Diagnose vaak op latere leeftijd
Bij volwassenen kunnen de verschijnselen van coeliakie schijnbaar uit het niets optreden. Vaak blijkt dan dat er al jaren vage klachten waren. Uit een literatuuronderzoek van een Fins-Britse groep experts (1) blijkt dat de diagnose vaak op latere leeftijd wordt gesteld: in een kwart van de gevallen bij patiënten van 60 jaar of ouder, in 20 procent van de gevallen bij patiënten ouder dan 65 jaar en in 4 procent van de gevallen bij patiënten boven de 80 jaar.

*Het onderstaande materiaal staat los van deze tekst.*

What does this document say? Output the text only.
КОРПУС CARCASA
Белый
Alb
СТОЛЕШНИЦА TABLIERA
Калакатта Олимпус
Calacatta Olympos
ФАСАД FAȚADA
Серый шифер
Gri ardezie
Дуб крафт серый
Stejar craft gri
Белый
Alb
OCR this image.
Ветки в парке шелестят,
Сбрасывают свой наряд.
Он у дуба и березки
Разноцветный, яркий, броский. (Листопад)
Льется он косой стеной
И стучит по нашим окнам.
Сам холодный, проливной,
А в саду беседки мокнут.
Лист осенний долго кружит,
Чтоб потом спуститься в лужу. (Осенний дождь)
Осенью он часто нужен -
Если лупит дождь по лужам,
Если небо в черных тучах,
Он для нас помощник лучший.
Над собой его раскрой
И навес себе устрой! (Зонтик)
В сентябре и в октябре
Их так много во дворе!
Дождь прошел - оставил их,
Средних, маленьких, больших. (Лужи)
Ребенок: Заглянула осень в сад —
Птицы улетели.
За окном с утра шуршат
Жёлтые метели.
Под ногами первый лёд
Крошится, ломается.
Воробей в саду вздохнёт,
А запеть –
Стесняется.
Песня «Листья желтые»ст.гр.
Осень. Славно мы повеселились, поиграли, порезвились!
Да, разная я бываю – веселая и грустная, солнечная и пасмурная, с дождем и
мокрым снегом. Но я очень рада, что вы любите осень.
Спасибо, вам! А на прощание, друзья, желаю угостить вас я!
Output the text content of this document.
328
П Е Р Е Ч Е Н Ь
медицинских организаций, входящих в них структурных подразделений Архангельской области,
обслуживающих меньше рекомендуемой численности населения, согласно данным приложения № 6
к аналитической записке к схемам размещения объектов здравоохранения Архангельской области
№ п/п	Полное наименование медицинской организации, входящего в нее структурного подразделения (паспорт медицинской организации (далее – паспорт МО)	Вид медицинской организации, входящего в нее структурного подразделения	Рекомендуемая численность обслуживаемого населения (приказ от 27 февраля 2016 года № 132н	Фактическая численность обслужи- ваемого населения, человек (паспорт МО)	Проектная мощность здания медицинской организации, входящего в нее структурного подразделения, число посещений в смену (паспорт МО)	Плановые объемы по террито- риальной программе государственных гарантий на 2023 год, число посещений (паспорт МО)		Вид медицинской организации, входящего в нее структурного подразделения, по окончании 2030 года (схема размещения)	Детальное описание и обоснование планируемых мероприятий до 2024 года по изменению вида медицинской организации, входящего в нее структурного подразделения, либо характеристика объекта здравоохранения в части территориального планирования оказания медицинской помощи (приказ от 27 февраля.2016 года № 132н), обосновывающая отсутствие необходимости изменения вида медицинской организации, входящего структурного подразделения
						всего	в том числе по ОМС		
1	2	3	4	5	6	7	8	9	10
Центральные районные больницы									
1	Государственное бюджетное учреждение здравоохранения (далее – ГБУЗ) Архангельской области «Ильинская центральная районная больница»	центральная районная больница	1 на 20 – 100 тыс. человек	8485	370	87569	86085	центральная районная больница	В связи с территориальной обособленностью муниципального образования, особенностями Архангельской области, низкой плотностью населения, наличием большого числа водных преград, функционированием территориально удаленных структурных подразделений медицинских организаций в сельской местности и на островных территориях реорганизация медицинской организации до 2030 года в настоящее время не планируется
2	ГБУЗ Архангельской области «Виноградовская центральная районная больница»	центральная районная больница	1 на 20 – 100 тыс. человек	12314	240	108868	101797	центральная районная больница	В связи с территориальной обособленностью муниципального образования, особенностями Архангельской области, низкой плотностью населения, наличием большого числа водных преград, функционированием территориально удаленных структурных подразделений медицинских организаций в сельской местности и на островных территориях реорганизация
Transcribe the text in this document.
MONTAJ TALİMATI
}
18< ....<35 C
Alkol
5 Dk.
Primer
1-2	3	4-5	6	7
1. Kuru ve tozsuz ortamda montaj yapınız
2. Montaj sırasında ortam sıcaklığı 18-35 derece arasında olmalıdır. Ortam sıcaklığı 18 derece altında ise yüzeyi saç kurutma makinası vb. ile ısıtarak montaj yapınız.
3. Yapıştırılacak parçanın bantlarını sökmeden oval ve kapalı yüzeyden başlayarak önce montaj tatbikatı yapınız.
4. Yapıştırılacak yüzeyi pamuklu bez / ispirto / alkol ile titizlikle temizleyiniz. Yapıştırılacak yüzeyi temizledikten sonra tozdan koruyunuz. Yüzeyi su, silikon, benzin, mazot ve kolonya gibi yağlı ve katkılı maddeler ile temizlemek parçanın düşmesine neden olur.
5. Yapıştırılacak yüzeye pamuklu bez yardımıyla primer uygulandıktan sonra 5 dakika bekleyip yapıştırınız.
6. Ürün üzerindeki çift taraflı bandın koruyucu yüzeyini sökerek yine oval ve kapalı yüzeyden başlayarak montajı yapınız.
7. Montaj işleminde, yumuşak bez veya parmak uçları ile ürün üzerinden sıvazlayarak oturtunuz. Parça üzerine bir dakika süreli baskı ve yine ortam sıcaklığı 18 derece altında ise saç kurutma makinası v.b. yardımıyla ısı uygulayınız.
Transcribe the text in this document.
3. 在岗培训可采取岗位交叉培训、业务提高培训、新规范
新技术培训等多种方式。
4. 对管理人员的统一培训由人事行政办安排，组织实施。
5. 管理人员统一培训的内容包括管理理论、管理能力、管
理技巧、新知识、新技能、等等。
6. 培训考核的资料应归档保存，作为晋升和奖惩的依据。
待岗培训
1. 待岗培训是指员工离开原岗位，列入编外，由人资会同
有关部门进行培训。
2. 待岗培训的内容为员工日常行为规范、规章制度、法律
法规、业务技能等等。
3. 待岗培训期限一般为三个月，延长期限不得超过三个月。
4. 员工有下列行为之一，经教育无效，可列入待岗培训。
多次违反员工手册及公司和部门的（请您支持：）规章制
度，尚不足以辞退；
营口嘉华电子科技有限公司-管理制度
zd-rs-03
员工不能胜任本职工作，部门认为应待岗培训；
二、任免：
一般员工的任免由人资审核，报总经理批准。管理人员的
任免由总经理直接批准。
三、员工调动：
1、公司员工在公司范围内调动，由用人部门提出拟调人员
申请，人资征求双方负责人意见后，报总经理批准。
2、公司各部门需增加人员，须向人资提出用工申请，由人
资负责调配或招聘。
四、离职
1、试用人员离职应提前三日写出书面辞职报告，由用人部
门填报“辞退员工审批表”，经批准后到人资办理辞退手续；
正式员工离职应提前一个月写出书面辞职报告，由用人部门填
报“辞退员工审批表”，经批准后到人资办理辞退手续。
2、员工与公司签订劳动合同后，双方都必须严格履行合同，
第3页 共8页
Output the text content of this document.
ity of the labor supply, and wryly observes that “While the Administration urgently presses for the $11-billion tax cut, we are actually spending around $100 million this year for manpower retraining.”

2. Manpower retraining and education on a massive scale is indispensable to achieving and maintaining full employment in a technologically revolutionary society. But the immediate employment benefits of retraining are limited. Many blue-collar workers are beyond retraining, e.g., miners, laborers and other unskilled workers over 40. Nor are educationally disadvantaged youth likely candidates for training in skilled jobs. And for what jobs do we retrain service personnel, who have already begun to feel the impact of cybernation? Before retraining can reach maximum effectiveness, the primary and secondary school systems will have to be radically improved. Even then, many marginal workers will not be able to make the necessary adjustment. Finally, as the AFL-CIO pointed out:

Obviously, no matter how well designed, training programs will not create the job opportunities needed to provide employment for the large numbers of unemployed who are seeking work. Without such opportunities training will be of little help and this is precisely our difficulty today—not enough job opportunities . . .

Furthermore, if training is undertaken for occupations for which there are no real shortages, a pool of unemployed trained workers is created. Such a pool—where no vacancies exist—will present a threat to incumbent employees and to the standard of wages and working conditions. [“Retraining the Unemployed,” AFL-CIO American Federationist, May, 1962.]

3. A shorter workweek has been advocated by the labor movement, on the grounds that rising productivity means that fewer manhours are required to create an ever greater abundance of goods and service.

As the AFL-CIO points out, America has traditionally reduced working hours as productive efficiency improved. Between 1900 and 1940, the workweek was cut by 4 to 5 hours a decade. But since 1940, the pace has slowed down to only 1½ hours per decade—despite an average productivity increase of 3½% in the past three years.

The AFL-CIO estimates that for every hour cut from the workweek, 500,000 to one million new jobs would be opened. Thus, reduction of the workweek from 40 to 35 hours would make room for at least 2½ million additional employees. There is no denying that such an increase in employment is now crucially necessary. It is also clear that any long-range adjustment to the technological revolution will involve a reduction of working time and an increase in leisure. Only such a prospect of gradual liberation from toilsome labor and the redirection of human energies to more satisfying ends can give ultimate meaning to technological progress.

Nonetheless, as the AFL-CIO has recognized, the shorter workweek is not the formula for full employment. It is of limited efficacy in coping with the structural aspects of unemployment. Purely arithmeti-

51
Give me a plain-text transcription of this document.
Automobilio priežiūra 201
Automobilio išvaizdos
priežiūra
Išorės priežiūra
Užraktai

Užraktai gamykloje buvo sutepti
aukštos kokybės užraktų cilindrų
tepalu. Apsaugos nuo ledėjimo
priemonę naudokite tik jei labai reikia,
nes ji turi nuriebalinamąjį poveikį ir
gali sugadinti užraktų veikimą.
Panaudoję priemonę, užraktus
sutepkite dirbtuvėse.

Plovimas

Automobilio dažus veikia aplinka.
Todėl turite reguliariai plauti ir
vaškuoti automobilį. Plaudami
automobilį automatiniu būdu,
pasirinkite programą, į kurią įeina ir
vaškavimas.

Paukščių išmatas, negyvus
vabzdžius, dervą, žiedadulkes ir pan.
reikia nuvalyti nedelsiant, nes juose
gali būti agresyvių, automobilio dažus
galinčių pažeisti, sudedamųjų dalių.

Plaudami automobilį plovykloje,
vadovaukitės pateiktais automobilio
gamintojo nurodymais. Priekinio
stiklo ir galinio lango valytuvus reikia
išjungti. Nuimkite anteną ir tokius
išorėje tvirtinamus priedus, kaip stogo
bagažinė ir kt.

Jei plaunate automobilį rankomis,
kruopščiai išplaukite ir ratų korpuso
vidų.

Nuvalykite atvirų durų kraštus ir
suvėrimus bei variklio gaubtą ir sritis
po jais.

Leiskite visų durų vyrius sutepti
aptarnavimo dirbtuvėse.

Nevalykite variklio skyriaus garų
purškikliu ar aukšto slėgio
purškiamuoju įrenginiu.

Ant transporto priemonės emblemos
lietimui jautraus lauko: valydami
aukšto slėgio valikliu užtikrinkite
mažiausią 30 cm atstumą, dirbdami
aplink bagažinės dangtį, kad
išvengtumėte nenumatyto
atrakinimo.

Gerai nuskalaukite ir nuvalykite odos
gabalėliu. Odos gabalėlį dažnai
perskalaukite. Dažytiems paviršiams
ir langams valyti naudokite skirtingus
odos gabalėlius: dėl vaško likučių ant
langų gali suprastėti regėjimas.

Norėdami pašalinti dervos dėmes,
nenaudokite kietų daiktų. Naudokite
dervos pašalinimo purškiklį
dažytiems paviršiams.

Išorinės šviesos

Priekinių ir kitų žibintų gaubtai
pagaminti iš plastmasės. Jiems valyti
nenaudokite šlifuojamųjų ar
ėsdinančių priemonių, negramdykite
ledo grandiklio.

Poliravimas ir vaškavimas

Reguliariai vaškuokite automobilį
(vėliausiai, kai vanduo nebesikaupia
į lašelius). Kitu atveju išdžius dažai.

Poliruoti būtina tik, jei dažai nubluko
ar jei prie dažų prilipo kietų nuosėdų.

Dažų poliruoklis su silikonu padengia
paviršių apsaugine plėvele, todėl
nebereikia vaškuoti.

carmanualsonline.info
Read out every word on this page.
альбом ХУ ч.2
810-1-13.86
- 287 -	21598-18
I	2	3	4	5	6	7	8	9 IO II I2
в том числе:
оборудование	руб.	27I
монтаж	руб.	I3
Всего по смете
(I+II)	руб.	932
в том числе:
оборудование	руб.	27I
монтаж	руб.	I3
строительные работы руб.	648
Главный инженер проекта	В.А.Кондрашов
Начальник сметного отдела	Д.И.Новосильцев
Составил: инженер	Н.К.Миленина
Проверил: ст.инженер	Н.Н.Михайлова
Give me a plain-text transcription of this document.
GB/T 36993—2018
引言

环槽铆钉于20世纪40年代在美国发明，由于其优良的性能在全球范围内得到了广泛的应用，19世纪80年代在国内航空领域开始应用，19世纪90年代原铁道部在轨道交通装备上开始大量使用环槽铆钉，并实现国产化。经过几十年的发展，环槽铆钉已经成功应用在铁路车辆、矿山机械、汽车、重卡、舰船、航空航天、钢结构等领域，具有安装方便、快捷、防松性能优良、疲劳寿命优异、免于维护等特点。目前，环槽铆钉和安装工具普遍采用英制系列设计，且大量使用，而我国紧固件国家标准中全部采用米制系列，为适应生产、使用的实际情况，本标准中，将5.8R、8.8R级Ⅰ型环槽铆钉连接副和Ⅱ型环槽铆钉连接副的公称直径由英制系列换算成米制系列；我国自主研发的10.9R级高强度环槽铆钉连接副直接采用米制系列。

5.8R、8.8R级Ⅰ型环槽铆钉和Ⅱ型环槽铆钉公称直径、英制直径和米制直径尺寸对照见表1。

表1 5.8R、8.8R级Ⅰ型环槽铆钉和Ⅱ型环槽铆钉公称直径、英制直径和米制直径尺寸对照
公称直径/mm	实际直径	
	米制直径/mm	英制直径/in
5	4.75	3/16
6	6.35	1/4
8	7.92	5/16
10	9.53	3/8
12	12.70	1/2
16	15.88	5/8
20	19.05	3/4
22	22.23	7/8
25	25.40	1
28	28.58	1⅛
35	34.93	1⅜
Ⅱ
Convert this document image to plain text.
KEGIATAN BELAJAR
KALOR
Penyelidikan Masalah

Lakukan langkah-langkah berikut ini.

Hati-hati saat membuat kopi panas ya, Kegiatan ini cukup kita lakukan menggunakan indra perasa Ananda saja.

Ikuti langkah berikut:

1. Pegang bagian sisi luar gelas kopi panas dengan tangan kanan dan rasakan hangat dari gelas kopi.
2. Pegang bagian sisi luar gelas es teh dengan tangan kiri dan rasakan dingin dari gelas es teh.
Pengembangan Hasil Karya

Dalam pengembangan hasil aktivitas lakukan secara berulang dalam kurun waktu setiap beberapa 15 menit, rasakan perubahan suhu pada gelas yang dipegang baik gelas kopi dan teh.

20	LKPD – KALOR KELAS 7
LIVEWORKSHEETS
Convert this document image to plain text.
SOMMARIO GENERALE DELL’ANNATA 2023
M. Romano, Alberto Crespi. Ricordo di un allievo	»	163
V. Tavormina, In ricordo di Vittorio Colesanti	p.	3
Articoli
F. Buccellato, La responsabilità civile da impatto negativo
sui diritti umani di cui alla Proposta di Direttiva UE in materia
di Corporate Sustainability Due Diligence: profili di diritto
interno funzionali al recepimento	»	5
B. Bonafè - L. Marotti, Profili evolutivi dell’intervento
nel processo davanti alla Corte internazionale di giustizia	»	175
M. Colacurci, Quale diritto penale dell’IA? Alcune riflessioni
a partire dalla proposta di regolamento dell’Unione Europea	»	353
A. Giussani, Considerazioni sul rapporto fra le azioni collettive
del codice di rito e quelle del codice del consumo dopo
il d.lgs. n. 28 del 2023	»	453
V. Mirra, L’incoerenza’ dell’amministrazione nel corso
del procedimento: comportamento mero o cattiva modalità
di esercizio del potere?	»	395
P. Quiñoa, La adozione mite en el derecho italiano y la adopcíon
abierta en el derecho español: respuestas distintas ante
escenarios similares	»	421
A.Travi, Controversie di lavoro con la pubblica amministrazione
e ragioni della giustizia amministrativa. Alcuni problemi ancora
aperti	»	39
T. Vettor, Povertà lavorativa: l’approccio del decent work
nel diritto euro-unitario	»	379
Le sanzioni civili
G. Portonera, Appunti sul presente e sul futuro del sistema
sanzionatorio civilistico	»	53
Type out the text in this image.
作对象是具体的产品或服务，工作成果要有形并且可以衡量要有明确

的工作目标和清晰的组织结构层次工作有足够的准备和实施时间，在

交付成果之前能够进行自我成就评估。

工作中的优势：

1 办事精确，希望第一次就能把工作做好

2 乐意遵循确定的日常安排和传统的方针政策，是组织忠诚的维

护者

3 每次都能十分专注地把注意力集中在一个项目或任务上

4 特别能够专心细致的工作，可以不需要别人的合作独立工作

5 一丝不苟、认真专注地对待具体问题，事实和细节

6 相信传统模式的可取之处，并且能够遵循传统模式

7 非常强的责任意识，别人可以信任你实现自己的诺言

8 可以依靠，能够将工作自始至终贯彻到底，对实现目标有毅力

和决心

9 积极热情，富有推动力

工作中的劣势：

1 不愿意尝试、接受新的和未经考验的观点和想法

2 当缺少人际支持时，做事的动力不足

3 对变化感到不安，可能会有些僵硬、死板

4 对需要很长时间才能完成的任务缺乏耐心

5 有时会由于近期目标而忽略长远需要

Het probleem bij het stellen van de diagnose bij ouderen is dat sommige manifestaties van coeliakie - snelle vermoeidheid, gewichtsverlies, gebrek aan eetlust, bloedarmoede – bij ouderen vaak worden gecategoriseerd als verschijnselen die deel uitmaken van het verouderingsproces.
Verhoogde risico’s
Ouderen met niet-ontdekte coeliakie lopen verhoogde, specifieke risico’s, zo blijkt uit het genoemde literatuuronderzoek. Botontkalking (osteoporose of osteopenia) en het daarmee gepaard gaande risico van botbreuken, ligt bij deze groep op de loer. Uit één specifiek onderzoek bleek dat 67 procent van de mannelijke coeliakiepatiënten van 65 jaar of ouder aan botontkalking leed, tegenover 14 procent van jongere mannelijke patiënten met dezelfde aandoening. Voor vrouwen lagen deze percentages zelfs op 70 versus 9.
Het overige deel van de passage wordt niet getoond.